NEW YORK -- On his way to the interview room at the Barclays Center on Thursday, De'Aaron Fox crossed paths with Josh Jackson, the prospect taken one spot before him in the NBA Draft. While Jackson's afro made his Phoenix Suns hat a bit of an awkward fit, Fox was wise enough to announce beforehand that he'd like a visor because of his voluminous hair. The Sacramento Kings, of course, provided one. Jackson was jealous.
"It looks good, doesn't it?" Fox said.
Fox, who was selected with the fifth pick, planned well for the biggest night of his life. As well as the visor, he was sporting custom-made shoes with the word "LOVE" on them, which he teased at the previous day's media availability. No one who shook commissioner Adam Silver's hand on the stage had more personality, and no one had a bigger smile when describing what it was like to be drafted.
"Being up here now, emotions kind of change a little bit," Fox said. "You're sitting there anxious waiting to hear your name called, and once it's called, it's like the world lifted off your shoulders, like there's zero gravity. I feel like I'm flying out."
The way Fox was talking, you'd never know he was about to enter the place soon-to-be-former King Rudy Gay referred to as "basketball hell." Fox was one of five point guards taken in the first nine picks, and even compared to the other four -- the Philadelphia 76ers' Markelle Fultz, the Los Angeles Lakers' Lonzo Ball, the New York Knicks' Frank Ntilika and the Dallas Mavericks' Frank Ntilikina -- he has an extremely difficult task ahead of himself: bringing Sacramento back to respectability.
Last season's Kings won 32 games, and that was actually one of their better seasons in the last decade. They haven't reached the playoffs since coach Rick Adelman parted ways with the franchise in 2006, and they have had nine coaches since then. When they traded franchise player DeMarcus Cousins shortly after the All-Star Game ended in February, they were roundly mocked both for what they got in return and the sloppy way in which it was handled.
Dysfunction and ineptitude have defined the organization for years, and that will continue to be the case until Sacramento proves it should be taken seriously. Fox, however, said with a straight face that he wants to turn it into a championship team, adding that he knows the rebuilding process will be a massive change from all the winning he was used to at Kentucky.
"I know it'll take a few years," Fox said. "Nothing changes overnight. But for me it will be different. They asked me about that. But we're just trying to steer this franchise in the right direction."
Fox's fit in Sacramento is obvious. He and guard Buddy Hield, who acquired in the Cousins trade, can potentially be the Kings' version of John Wall and Bradley Beal. This is a team that has been searching for a point guard since it senselessly dumped Isaiah Thomas three years ago, and even before that it seemed like the Kings were trying a different look at that position every season. The fact that Fox knows big men Willie Cauley-Stein and Skal Labissiere from Kentucky is just a bonus.

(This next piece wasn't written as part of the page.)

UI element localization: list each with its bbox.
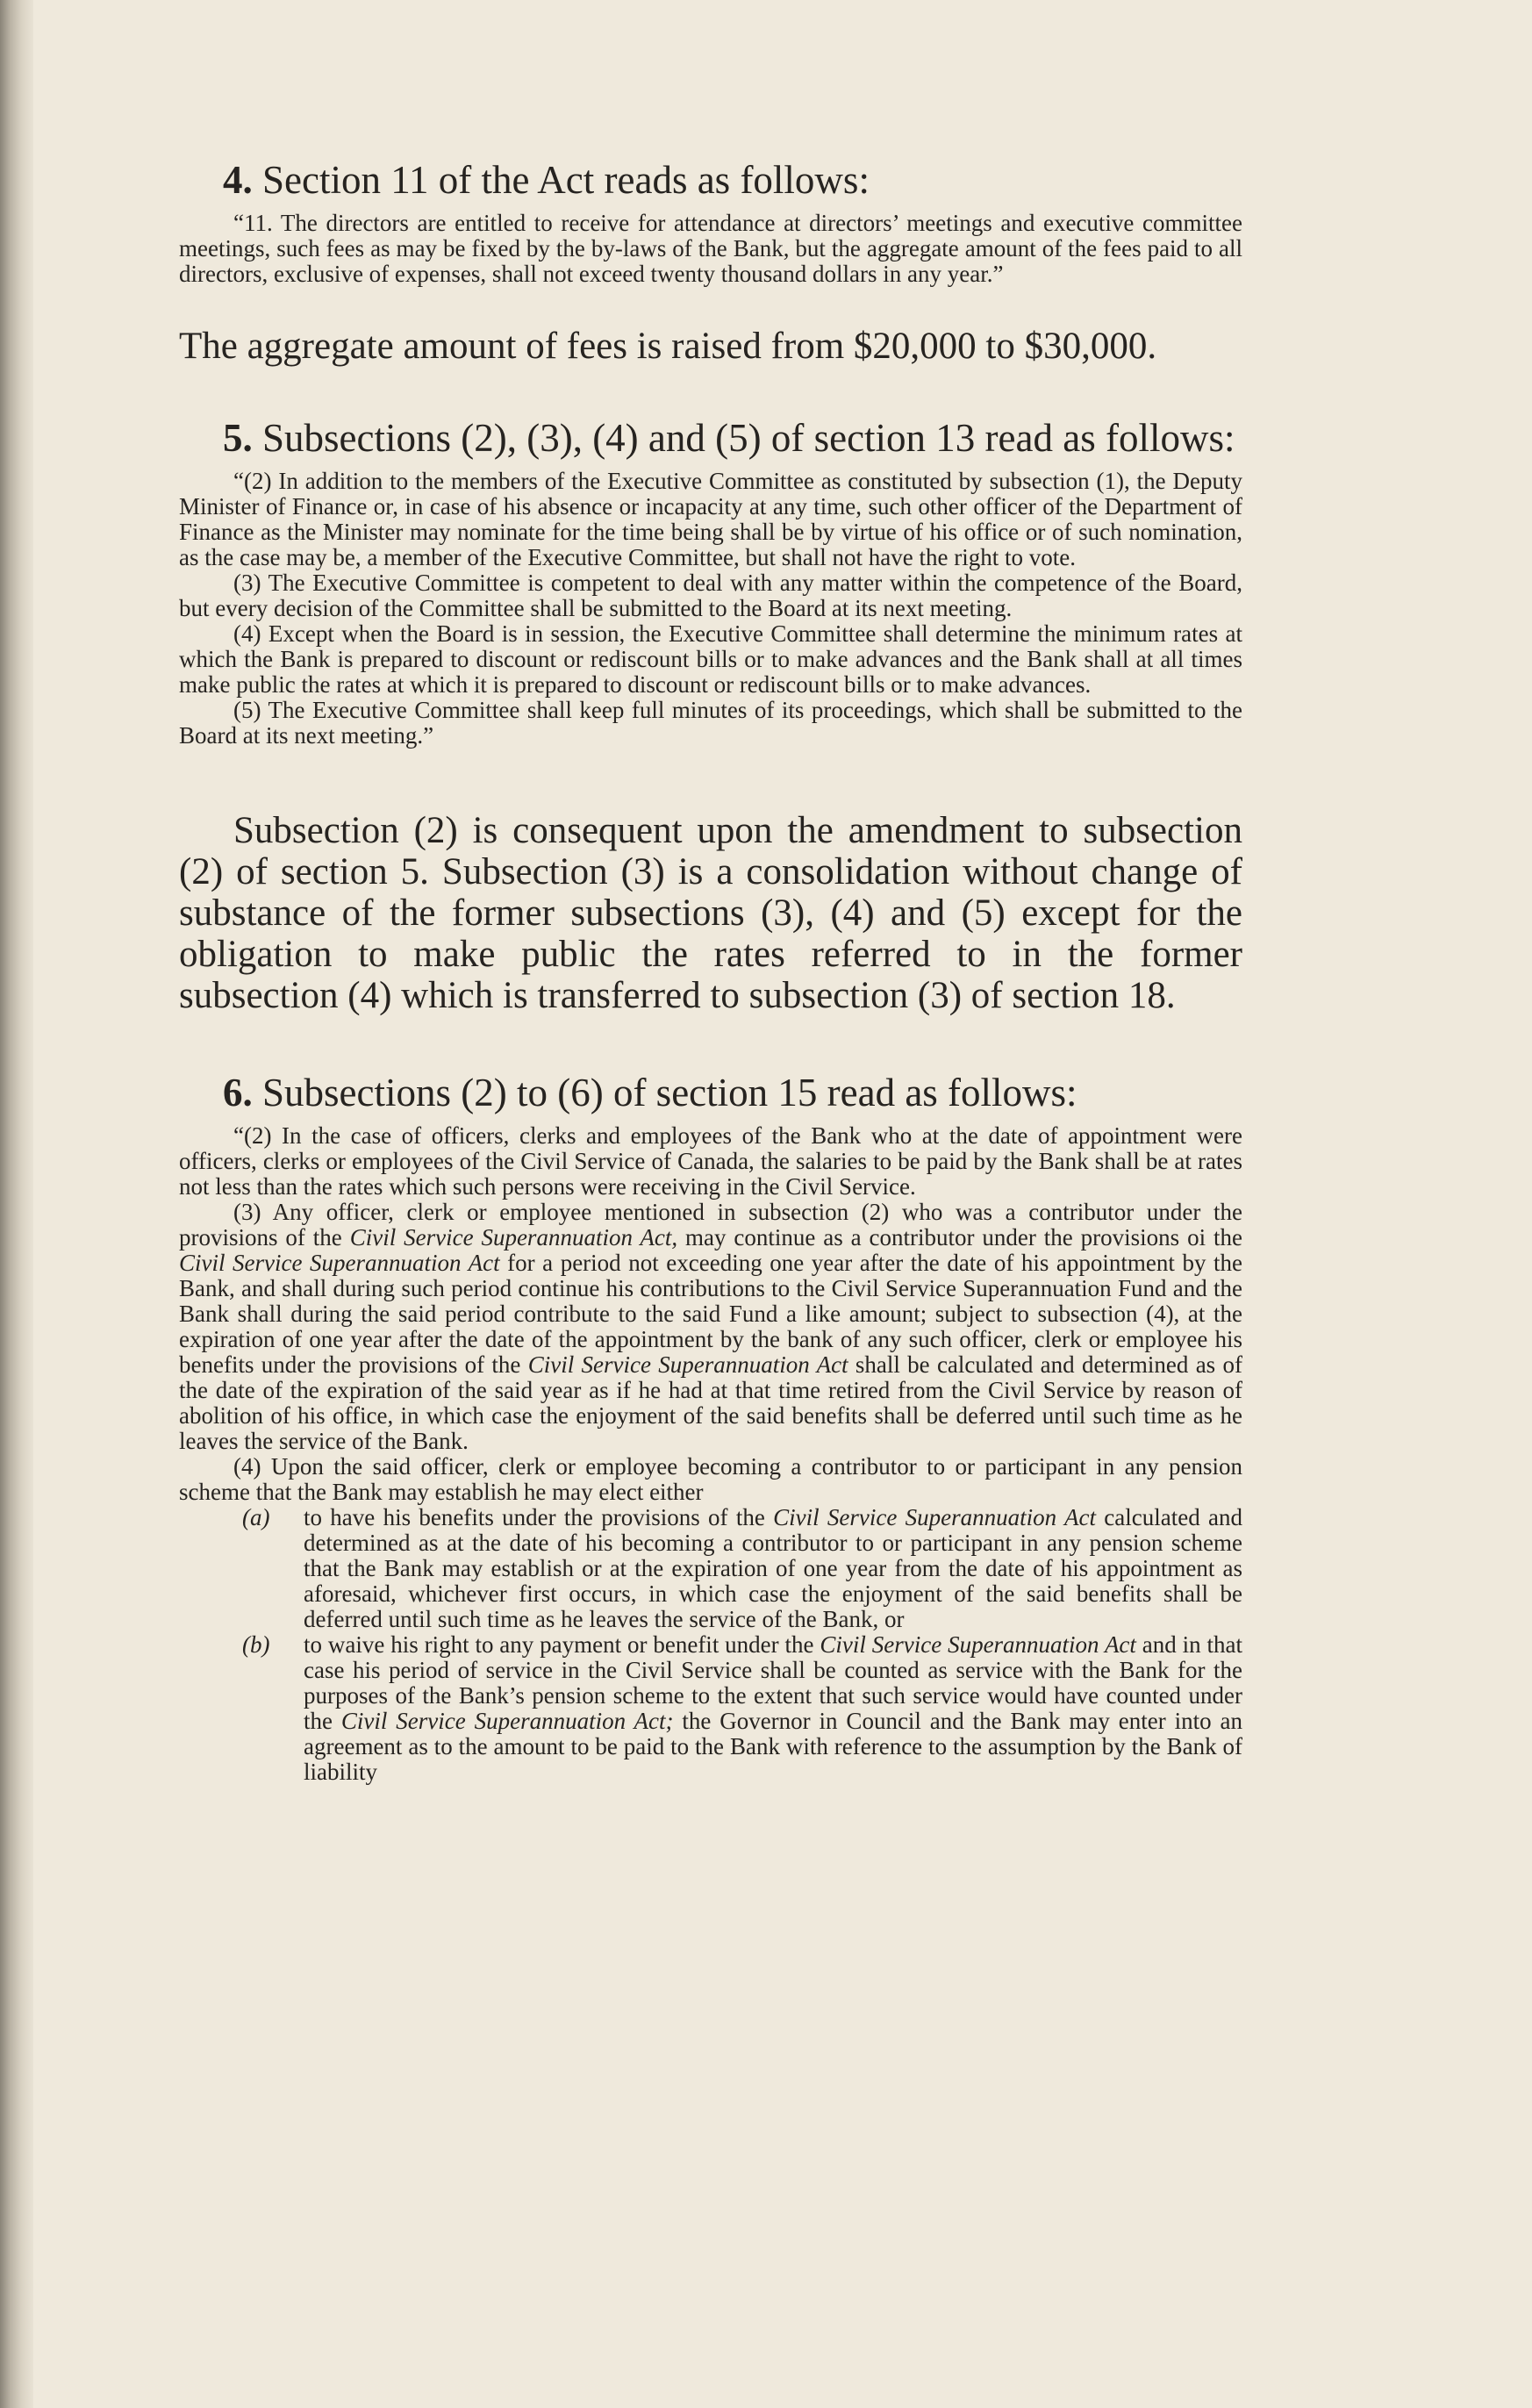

Fox said his defense and speed separates him from the four other highly regarded point guards in his class. Perhaps as important as all that, though, is the first thing he said he'd bring to Sacramento is leadership. Most 19-year-olds can't get away with saying something like that, but with Fox it comes off as confident, not arrogant.
"Sometimes when a team is not doing too well, they probably didn't have the leadership that they wanted," Fox said. "Especially playing the point guard position, usually that's the leader on the team, and I know I'm going to come in, the youngest guy on the team, but just try to earn everybody's respect. I have a few friends that are actually on the team already, so that'll pretty much help me. But just going in there and just being able to lead -- they're in a tough division, a tough conference, but everybody has their jobs, but I just want to come in and be ready to turn it around."
Already, if you squint, you can see the Kings making progress. After the Cousins trade, the trio of Hield, Cauley-Stein and Labissiere showed encouraging signs. The first-round pick that they received in that deal was traded for Nos. 15 and 20 on Thursday, and they came away with high-upside players Justin Jackson and Harry Giles. If you weren't predisposed to think Sacramento was a joke, then you might think of this as simply a young, exciting team. And as for that perception, well, Fox wants to do something about that.
"For me going into the NBA, I know it's going to be tough to change a team, but for me I wanted to come in and be able to affect the game right away," Fox said. "A lot of people say I could be a franchise-changer, and that's what I really want to be."